このエンジニア、Dreamtonics社カンルさんへのインタビューもDTMステーションにあって、とっても面白かった。マジの天才というのはいるものだ。

不破くんの逆凸良かったね

今週末は確定申告の作業を進めながら、にじさんじの不破くんのチャンネル登録者数50万人記念の逆凸企画を聴いていた。

逆凸というのはいわゆる凸待ち(連絡先を知っている他の配信者さんからの通話を配信中に生で受ける企画)の逆で、知り合いのライバーさんにアポ無し通話をかけてお喋りする企画ですね。といっても、この手の凸は事前に出演交渉をしておくのが通例らしく、今回はどうもそれすらすっ飛ばした、ガチのやりとりが朝まで11時間も続いたのが聴きどころでした。

不破湊さんというバーチャルライバーのおもろいところは、どこまでが「素」なのやら、一見軽薄そうで実は真面目なもてなし上手というホストキャラの役どころを100%生かしている点。
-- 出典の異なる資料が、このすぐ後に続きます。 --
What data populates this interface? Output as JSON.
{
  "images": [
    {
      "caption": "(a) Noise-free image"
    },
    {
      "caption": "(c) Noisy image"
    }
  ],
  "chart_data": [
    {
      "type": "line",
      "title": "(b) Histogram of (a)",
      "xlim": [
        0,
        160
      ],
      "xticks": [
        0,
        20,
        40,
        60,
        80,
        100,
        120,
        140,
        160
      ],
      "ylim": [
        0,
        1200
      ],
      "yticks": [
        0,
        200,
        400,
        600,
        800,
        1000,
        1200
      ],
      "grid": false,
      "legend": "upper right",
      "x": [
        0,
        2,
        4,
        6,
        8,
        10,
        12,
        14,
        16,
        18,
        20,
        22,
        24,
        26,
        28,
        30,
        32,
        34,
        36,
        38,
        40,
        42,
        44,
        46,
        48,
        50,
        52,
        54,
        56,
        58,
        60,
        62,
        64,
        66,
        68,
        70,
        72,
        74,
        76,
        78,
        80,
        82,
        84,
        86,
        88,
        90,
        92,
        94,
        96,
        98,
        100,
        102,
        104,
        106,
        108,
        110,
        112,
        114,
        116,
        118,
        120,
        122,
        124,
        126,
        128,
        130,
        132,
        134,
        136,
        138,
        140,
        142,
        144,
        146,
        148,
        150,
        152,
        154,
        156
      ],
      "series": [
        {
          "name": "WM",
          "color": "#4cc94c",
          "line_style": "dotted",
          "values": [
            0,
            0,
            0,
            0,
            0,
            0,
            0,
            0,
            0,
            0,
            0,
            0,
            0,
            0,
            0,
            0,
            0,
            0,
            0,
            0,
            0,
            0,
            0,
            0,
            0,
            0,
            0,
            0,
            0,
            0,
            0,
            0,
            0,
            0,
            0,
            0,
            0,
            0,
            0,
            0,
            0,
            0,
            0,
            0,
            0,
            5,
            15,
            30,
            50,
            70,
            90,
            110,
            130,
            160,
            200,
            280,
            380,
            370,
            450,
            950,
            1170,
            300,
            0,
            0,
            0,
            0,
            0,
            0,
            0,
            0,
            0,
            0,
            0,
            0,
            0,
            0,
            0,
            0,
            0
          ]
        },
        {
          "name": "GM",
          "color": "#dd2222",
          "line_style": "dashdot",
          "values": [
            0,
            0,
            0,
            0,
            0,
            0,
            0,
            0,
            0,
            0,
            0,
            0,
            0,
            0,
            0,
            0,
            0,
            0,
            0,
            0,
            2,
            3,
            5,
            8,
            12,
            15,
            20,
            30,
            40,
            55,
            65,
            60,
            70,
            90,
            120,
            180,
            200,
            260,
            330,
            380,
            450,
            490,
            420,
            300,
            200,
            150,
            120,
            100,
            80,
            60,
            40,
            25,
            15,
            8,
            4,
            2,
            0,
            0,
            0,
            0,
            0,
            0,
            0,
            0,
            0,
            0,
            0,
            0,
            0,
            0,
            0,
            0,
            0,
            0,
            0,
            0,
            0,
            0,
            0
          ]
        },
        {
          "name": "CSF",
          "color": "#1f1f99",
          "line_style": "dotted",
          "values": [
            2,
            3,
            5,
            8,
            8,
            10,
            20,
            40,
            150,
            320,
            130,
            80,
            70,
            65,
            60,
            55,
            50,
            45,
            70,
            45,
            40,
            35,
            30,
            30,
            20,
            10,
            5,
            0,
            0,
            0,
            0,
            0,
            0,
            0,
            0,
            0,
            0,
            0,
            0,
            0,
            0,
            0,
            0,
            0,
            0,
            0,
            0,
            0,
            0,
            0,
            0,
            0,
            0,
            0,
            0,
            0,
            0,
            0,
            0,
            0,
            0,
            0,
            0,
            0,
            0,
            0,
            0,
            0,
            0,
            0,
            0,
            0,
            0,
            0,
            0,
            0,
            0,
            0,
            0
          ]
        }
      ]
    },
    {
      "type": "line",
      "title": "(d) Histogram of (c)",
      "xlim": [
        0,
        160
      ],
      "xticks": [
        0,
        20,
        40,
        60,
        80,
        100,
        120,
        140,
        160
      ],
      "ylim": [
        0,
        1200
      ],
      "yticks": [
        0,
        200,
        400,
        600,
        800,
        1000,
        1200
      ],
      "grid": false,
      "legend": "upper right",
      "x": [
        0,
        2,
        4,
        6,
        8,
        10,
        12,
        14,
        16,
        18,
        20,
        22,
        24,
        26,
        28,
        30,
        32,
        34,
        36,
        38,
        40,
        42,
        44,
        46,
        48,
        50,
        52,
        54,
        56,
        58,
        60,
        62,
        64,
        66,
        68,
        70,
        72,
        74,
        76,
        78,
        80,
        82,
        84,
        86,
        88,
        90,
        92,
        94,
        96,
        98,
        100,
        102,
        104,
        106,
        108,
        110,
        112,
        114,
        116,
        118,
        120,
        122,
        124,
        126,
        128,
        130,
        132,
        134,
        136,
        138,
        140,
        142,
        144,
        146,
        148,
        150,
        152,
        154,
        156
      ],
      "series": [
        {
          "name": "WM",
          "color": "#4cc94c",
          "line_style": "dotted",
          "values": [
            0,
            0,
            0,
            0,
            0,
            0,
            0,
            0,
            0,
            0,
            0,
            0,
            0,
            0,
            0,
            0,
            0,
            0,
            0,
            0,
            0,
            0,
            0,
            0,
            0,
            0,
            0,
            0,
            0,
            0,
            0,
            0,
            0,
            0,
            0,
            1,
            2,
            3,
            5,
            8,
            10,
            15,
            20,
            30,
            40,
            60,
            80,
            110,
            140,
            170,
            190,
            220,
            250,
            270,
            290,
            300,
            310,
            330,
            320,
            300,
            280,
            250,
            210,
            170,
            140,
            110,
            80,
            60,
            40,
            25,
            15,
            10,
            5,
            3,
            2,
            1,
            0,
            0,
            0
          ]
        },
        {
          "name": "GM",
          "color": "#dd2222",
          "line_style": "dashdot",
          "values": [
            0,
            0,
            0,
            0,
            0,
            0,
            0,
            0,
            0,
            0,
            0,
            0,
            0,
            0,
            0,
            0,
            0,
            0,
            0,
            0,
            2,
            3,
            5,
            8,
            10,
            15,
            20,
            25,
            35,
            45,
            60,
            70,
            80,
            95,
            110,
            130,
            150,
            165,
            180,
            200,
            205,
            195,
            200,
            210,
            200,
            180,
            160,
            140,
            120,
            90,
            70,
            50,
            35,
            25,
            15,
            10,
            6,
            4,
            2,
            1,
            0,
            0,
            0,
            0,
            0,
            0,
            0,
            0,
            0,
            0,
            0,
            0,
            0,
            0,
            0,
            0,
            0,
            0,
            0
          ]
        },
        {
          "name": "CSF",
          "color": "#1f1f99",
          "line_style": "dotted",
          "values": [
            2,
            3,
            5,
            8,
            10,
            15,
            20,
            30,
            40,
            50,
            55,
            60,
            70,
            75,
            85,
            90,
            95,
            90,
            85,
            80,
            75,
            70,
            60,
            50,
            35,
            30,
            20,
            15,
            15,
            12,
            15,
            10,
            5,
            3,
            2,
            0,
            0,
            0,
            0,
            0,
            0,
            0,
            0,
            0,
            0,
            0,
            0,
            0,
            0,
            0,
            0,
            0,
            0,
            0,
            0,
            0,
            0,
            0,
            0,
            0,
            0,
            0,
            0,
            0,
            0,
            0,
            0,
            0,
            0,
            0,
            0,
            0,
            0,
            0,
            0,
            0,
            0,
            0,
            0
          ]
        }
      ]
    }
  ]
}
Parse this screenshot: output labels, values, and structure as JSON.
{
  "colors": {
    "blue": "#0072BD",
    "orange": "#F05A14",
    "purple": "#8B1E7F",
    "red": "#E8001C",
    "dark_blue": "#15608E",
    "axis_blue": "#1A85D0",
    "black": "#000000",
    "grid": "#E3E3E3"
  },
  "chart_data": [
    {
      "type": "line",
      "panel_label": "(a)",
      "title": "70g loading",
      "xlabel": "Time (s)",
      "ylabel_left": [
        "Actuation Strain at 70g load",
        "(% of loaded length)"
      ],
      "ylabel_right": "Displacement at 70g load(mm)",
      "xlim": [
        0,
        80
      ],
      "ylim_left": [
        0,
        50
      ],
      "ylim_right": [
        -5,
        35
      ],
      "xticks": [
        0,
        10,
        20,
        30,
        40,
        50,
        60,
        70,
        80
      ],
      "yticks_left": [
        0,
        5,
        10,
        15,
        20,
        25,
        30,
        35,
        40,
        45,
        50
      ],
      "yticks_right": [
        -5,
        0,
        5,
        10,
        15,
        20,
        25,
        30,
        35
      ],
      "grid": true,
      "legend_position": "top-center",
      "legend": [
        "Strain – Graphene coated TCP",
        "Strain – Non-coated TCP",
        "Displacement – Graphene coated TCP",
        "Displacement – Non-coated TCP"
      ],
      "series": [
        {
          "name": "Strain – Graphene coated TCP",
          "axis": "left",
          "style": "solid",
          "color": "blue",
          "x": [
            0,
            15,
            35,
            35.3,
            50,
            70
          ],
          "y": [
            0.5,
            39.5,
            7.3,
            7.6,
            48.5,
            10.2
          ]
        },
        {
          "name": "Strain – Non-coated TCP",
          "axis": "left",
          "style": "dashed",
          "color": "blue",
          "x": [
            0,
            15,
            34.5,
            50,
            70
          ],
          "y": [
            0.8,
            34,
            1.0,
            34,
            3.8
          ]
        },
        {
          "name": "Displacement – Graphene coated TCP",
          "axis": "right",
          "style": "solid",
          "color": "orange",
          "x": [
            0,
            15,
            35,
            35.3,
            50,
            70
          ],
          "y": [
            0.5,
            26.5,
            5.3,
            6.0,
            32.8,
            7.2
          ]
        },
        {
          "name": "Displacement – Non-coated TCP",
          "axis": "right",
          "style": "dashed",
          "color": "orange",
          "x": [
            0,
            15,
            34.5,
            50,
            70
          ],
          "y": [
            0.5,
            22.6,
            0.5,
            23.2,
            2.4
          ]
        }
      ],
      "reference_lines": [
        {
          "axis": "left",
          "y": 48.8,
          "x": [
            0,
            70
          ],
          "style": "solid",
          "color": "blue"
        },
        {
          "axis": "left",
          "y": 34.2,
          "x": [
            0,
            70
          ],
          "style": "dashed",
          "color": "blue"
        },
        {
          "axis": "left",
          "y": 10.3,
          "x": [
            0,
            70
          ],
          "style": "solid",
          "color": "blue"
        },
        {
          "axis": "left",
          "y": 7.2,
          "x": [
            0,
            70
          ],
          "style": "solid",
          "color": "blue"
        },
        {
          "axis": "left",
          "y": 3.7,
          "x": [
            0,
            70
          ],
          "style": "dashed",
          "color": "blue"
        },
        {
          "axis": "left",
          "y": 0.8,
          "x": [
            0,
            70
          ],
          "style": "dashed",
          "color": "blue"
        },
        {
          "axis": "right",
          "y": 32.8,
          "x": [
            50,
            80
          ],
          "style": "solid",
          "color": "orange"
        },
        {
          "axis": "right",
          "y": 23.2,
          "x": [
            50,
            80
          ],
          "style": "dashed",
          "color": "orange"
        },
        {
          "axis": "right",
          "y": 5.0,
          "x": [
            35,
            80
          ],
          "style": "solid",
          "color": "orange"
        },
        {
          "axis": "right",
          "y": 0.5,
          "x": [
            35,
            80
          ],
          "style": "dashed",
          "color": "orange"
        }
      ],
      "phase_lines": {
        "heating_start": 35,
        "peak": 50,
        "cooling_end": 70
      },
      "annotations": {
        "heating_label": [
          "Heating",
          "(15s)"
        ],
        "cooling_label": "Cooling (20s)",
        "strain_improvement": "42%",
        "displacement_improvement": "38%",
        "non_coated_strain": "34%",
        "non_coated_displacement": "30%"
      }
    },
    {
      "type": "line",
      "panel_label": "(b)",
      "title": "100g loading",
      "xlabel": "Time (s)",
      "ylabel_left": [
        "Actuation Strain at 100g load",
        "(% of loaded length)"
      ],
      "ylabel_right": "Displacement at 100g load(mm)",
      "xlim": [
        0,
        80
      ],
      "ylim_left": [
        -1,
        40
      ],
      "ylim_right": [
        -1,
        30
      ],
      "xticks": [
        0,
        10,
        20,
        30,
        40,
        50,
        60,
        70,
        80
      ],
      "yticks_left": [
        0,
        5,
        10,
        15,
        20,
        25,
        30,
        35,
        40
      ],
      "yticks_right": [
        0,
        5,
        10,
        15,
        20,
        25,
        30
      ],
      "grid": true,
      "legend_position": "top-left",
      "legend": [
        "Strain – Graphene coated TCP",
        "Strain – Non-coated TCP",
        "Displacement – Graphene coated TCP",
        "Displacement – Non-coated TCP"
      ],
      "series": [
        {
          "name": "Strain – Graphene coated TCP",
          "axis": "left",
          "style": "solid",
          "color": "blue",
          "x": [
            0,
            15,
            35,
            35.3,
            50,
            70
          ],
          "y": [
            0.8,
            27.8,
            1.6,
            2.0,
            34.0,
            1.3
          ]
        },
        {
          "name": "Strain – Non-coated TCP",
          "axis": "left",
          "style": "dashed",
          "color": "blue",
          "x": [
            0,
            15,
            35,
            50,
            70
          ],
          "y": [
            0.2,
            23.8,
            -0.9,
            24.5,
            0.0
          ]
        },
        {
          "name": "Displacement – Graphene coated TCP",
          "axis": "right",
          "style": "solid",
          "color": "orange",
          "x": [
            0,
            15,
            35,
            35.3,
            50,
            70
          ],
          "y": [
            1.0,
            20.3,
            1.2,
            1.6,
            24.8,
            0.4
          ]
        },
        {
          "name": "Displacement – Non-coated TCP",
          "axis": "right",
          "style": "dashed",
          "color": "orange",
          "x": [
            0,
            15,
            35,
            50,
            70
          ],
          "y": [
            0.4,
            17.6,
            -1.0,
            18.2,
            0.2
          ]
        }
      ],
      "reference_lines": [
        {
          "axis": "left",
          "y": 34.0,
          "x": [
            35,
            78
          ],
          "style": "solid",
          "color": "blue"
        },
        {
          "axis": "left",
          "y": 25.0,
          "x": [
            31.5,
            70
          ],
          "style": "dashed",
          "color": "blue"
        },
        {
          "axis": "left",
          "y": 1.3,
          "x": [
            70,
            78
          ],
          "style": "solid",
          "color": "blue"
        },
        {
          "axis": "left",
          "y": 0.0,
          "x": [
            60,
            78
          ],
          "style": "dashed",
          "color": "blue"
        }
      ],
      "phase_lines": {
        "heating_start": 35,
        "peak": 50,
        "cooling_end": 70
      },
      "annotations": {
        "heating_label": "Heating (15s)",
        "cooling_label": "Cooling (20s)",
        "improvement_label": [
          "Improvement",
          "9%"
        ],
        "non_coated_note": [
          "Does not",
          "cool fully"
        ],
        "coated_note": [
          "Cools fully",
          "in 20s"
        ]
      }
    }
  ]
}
気配りの細やかさでもって相手を笑顔にさせるという、正しくホストの才能を持っている。それは今回の、彼のデビュー2年余りで初の逆凸企画にも表れていた。音声を乗せるタイミングへの配慮から、立ち絵の出しかた、何より初絡みの相手でも気持ちよく喋ってもらうための距離の縮めかたが、にじライバーの中でも不破くんにしかできないムーブでずっと楽しかった。

にじさんじ興味ないといまいちピンと来ないかもしれないけど、例えばじゃあ、あなたの好きな映画・漫画・ゲーム何でもいいので、その作品に出ている一人が配信してると思ってくださいよ。その子が、作中のほかのキャラ50人に急に電話してお喋りしている感じのやつですよ。そういうやつです。でまた、電話に出る人もそれぞれに部屋でくつろいでいたり、外にいたり、仕事していたりするから、そんな咄嗟の素の部分がね。

ROF-MAOですっかり打ち解けたメンバーとの掛け合いも良かったし、逆にずっとよそよそしい夜王国の巴さんとグウェルとのサシ通話も楽しかった。押したら引いてくアンジュも、世代が近いのか妙に波長の合うレオスも、すごい時間に起きてる委員長やギル様もさすがだった。

でもやっぱ不破くんとロアちゃんとのコラボが好きだったから、いつかまたこの2人の掛け合いが聞ける日が来るといいよね。待ってます。